The federal government agency responsible for granting patents and trademarks is alerting thousands of records whose private addresses were exposed after a second data leak in as many years.
The US Patent and Trademark Office (USPTO) said in an email to affected trademark applicants this week that their private residential address — which may include their home address — appeared in public records between 23 August 2023 and April 19, 2024.
US trademark law requires applicants to include a private address when submitting their documents to the service to prevent fraudulent trademark filings.
The USPTO said that while no addresses appeared in regular searches on the agency’s website, about 14,000 applicants’ private addresses were included in massive data sets that The USPTO publishes online to enhance academic and economic research.
The agency claimed responsibility for the incident, saying the addresses were “inadvertently exposed as we were transitioning to a new IT system,” according to an email to affected applicants obtained by TechCrunch. “Importantly, this incident was not the result of malicious activity,” the email said.
After discovering the security hole, the agency said it “disabled access to the affected dataset, removed files, applied a patch to fix the exposure, tested our solution and re-enabled access.”
If this sounds eerily familiar, the USPTO had a similar exposure of applicants’ address data last June. At the time, the USPTO said it had inadvertently exposed about 61,000 private applicant addresses in a years-long data breach, in part through the release of its bulk data sets, and told affected individuals that the problem had been resolved.
When reached for comment Wednesday, USPTO Deputy Chief Information Officer Deborah Stephens told TechCrunch that the new report was discovered as part of the agency’s efforts to modernize its IT infrastructure.

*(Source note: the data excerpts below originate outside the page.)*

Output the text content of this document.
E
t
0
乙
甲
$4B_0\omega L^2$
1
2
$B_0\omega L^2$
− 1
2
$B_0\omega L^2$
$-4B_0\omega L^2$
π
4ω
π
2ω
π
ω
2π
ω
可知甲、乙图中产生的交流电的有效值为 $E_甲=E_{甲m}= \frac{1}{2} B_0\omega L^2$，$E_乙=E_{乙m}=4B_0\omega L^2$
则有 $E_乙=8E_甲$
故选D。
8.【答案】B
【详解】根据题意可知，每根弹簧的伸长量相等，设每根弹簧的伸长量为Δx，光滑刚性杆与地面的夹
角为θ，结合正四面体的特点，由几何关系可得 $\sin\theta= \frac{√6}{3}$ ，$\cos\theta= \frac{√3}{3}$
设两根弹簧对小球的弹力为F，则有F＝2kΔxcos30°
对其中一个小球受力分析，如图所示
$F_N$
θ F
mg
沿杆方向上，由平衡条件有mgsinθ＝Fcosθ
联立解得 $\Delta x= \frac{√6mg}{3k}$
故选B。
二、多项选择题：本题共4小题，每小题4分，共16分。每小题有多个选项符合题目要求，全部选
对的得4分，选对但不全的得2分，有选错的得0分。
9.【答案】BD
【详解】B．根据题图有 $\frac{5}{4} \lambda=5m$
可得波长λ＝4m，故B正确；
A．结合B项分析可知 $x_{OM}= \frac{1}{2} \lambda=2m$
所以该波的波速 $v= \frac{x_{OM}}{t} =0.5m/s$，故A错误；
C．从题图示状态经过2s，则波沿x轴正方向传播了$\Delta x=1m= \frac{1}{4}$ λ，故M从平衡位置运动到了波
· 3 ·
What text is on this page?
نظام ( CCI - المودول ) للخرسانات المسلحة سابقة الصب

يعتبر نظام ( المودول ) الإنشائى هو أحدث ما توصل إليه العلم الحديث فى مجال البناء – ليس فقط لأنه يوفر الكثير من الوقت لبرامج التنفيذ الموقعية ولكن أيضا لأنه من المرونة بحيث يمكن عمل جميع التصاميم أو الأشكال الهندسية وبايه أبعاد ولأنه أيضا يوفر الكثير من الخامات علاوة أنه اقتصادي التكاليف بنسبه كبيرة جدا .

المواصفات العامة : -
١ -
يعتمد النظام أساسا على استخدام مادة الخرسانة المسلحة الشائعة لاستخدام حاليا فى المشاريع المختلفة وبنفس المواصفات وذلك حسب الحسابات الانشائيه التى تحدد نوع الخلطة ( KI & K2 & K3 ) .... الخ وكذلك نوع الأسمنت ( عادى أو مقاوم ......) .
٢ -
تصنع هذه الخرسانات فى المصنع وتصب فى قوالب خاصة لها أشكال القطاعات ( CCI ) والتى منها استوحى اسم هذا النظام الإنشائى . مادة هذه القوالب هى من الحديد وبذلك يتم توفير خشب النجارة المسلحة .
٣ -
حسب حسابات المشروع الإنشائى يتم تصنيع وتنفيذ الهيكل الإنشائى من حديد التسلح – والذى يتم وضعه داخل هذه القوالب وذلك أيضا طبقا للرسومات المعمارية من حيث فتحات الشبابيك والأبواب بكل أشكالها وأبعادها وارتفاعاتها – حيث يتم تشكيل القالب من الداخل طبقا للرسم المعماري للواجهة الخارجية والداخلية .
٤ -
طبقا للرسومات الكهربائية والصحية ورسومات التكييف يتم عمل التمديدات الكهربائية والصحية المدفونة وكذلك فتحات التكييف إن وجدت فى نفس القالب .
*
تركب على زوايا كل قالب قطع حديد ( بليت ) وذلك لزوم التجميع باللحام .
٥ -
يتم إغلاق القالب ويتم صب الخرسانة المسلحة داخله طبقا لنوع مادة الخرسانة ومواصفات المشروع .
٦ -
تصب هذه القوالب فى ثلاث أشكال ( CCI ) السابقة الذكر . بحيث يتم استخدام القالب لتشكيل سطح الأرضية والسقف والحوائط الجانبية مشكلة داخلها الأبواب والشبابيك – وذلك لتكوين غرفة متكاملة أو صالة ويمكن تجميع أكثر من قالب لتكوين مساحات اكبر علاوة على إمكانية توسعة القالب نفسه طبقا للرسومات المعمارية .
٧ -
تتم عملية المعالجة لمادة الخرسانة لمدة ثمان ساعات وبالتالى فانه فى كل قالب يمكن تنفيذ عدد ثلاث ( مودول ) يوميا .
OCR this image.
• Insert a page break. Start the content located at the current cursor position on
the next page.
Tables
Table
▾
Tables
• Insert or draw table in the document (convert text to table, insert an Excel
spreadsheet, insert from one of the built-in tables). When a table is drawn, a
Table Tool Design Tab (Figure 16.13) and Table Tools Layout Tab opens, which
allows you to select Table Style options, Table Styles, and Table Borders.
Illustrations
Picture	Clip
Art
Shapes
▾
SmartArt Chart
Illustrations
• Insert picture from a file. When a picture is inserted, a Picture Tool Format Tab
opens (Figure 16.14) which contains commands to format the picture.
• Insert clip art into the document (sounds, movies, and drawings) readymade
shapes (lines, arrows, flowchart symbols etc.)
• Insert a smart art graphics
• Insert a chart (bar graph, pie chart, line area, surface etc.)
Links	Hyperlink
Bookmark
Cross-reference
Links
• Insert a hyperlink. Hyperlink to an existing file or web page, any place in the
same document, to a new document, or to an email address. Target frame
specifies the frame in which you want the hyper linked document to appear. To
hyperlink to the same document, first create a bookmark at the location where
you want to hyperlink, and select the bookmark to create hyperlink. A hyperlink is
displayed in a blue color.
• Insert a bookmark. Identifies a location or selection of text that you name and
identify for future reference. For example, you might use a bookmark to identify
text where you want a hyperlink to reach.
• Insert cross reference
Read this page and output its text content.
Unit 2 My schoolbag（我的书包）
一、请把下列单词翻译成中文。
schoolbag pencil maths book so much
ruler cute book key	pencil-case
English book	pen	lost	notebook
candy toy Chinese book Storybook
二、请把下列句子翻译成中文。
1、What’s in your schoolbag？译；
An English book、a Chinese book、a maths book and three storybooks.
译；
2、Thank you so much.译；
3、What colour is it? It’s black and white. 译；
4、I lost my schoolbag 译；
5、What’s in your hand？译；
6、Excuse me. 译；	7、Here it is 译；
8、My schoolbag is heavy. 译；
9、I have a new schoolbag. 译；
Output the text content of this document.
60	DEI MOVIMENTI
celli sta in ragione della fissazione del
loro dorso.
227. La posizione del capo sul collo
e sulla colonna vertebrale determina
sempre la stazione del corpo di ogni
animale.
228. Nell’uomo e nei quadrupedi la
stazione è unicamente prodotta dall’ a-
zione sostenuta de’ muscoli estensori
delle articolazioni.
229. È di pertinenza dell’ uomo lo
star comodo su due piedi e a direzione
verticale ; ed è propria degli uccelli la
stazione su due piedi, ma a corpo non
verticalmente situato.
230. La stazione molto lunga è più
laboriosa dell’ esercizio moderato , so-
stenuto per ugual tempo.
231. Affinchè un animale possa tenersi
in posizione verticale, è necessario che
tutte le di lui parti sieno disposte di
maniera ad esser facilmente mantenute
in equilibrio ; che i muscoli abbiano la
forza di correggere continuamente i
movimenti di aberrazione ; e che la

“The fix we had in place was all in place and it stays in place,” Stephens said. “As we modernize and take legacy systems from the different decades of standards and protocols, the system error occurred in the creation and modernization of this massive data set.”
Stephens said the USPTO has put in place new controls on the collection and publication of its massive data sets that include “error correction during file creation,” which will prevent future leaks of personal information.
“We’re looking at our legacy process to modernize so we can identify ways we can improve IT development, processing and delivery by taking a more holistic approach to our data, specifically our external facing systems or publicly,” Stephens said.
The USPTO told affected individuals that the agency “has no reason to believe” that the exposed addresses have been misused.